« Qui est Albert Jacquard ? », cette question, l’auteur se la pose au début de son ouvrage. Prenant, à l’aune de sa réflexion, le fameux mot de Socrate « Connais-toi toi-même », Albert Jacquard écrit :
« Avant de tenter un effort de compréhension de l’univers qui m’entoure, il est certes de bonne stratégie de commencer par un exercice de lucidité sur ma propre personne. […] C’est désormais à moi d’oser rechercher en toute sincérité : qui suis-je ? qu’ai-je fait de moi ? […] Dans ce magma, comment distinguer ce qui a réellement constitué ma jeunesse de ce qui n’est qu’affabulations imaginées, à propos de cette période, par l’homme d’aujourd’hui ».
Albert Jacquard signe une biographie mêlant introspection et concision. Témoignage d’un parcours de vie peu ordinaire. Comme toute existence, la sienne a connu son lot d’imprévus et de rebondissements :
« Le placard de l’INED s’ouvrait sur Stanford.

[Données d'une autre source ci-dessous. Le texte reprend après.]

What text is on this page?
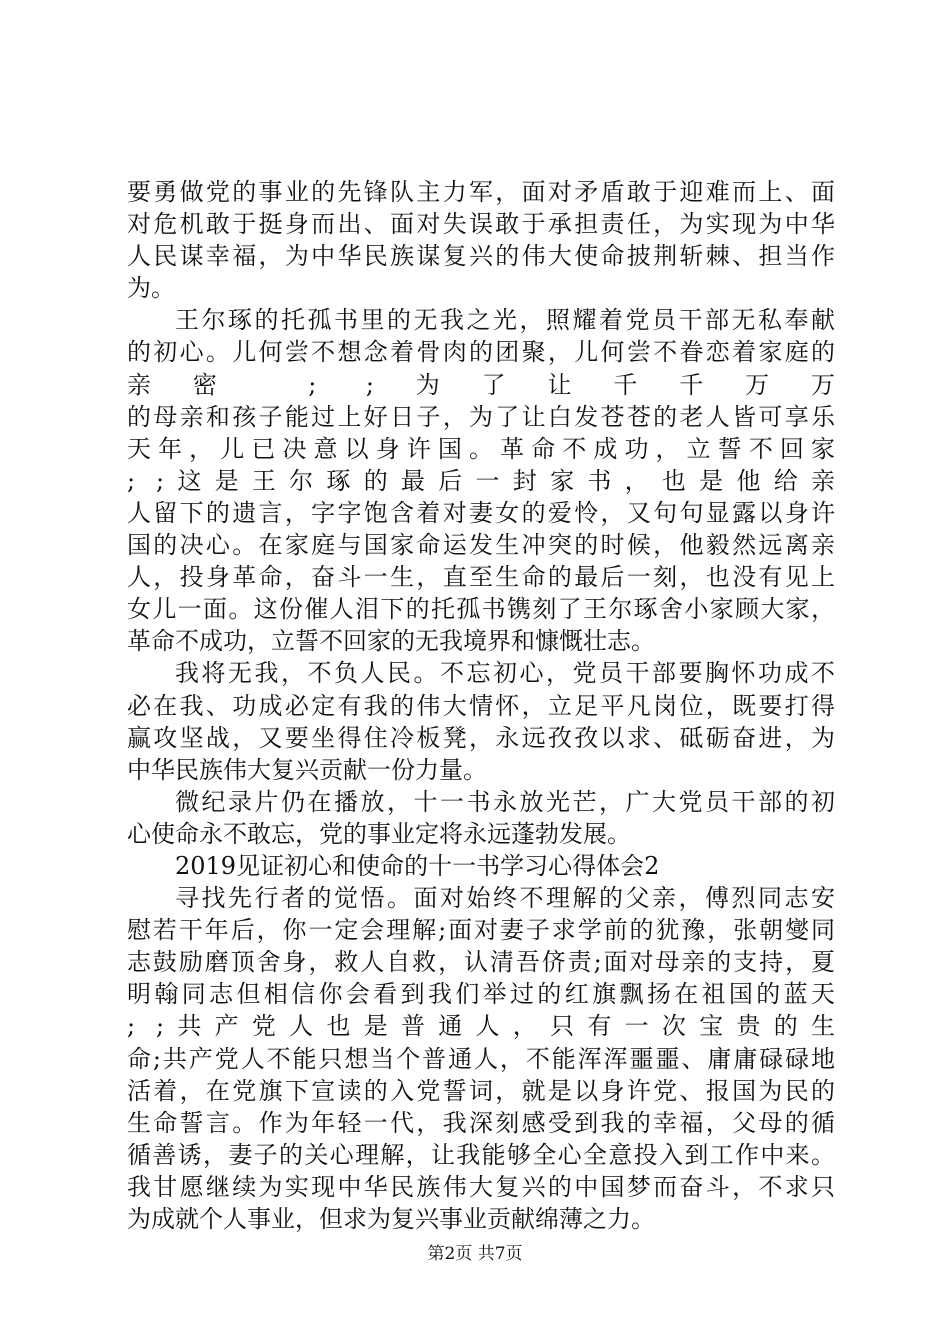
要勇做党的事业的先锋队主力军，面对矛盾敢于迎难而上、面
对危机敢于挺身而出、面对失误敢于承担责任，为实现为中华
人民谋幸福，为中华民族谋复兴的伟大使命披荆斩棘、担当作
为。
王尔琢的托孤书里的无我之光，照耀着党员干部无私奉献
的初心。儿何尝不想念着骨肉的团聚，儿何尝不眷恋着家庭的
亲密 ; ;为了让千千万万
的母亲和孩子能过上好日子，为了让白发苍苍的老人皆可享乐
天年，儿已决意以身许国。革命不成功，立誓不回家
; ;这是王尔琢的最后一封家书，也是他给亲
人留下的遗言，字字饱含着对妻女的爱怜，又句句显露以身许
国的决心。在家庭与国家命运发生冲突的时候，他毅然远离亲
人，投身革命，奋斗一生，直至生命的最后一刻，也没有见上
女儿一面。这份催人泪下的托孤书镌刻了王尔琢舍小家顾大家，
革命不成功，立誓不回家的无我境界和慷慨壮志。
我将无我，不负人民。不忘初心，党员干部要胸怀功成不
必在我、功成必定有我的伟大情怀，立足平凡岗位，既要打得
赢攻坚战，又要坐得住冷板凳，永远孜孜以求、砥砺奋进，为
中华民族伟大复兴贡献一份力量。
微纪录片仍在播放，十一书永放光芒，广大党员干部的初
心使命永不敢忘，党的事业定将永远蓬勃发展。
2019见证初心和使命的十一书学习心得体会2
寻找先行者的觉悟。面对始终不理解的父亲，傅烈同志安
慰若干年后，你一定会理解;面对妻子求学前的犹豫，张朝燮同
志鼓励磨顶舍身，救人自救，认清吾侪责;面对母亲的支持，夏
明翰同志但相信你会看到我们举过的红旗飘扬在祖国的蓝天
; ;共产党人也是普通人，只有一次宝贵的生
命;共产党人不能只想当个普通人，不能浑浑噩噩、庸庸碌碌地
活着，在党旗下宣读的入党誓词，就是以身许党、报国为民的
生命誓言。作为年轻一代，我深刻感受到我的幸福，父母的循
循善诱，妻子的关心理解，让我能够全心全意投入到工作中来。
我甘愿继续为实现中华民族伟大复兴的中国梦而奋斗，不求只
为成就个人事业，但求为复兴事业贡献绵薄之力。
第2页 共7页
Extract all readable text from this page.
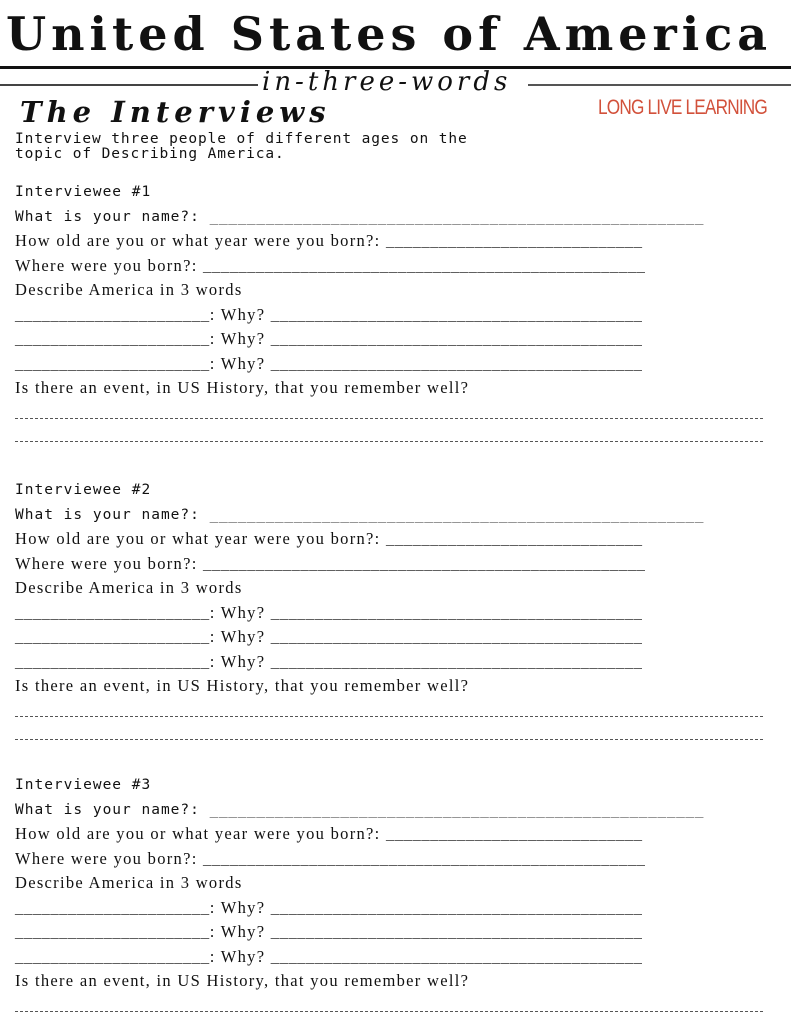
United States of America
in-three-words
The Interviews	LONG LIVE LEARNING
Interview three people of different ages on the
topic of Describing America.
Interviewee #1
What is your name?: _____________________________________________________
How old are you or what year were you born?: _____________________________
Where were you born?: __________________________________________________
Describe America in 3 words
______________________: Why? __________________________________________
______________________: Why? __________________________________________
______________________: Why? __________________________________________
Is there an event, in US History, that you remember well?
Interviewee #2
What is your name?: _____________________________________________________
How old are you or what year were you born?: _____________________________
Where were you born?: __________________________________________________
Describe America in 3 words
______________________: Why? __________________________________________
______________________: Why? __________________________________________
______________________: Why? __________________________________________
Is there an event, in US History, that you remember well?
Interviewee #3
What is your name?: _____________________________________________________
How old are you or what year were you born?: _____________________________
Where were you born?: __________________________________________________
Describe America in 3 words
______________________: Why? __________________________________________
______________________: Why? __________________________________________
______________________: Why? __________________________________________
Is there an event, in US History, that you remember well?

C’était le plus beau cadeau que le ministre pouvait m’avoir fait en m’éloignant de lui. […] Quand je suis arrivé à Stanford, dans le service de génétique de l’école de médecine dirigé par le prix Nobel Joshua Lederberg, […] ils avaient appris que le bureau du recensement […] avait, pour des raisons de confidentialité, interdit l’utilisation des statistiques sur lesquelles je devais travailler. […] “Que vais-je faire ?” ai-je demandé à mes différents interlocuteurs. “Dois-je immédiatement rentrer en France ?”. “Inventez vous-même plutôt une recherche” fut la réponse. […] J’ai développé et présenté aux stanfordiens la pensée de Gustave Malécot, très peu connue en France et à peine plus des chercheurs anglo-saxons ».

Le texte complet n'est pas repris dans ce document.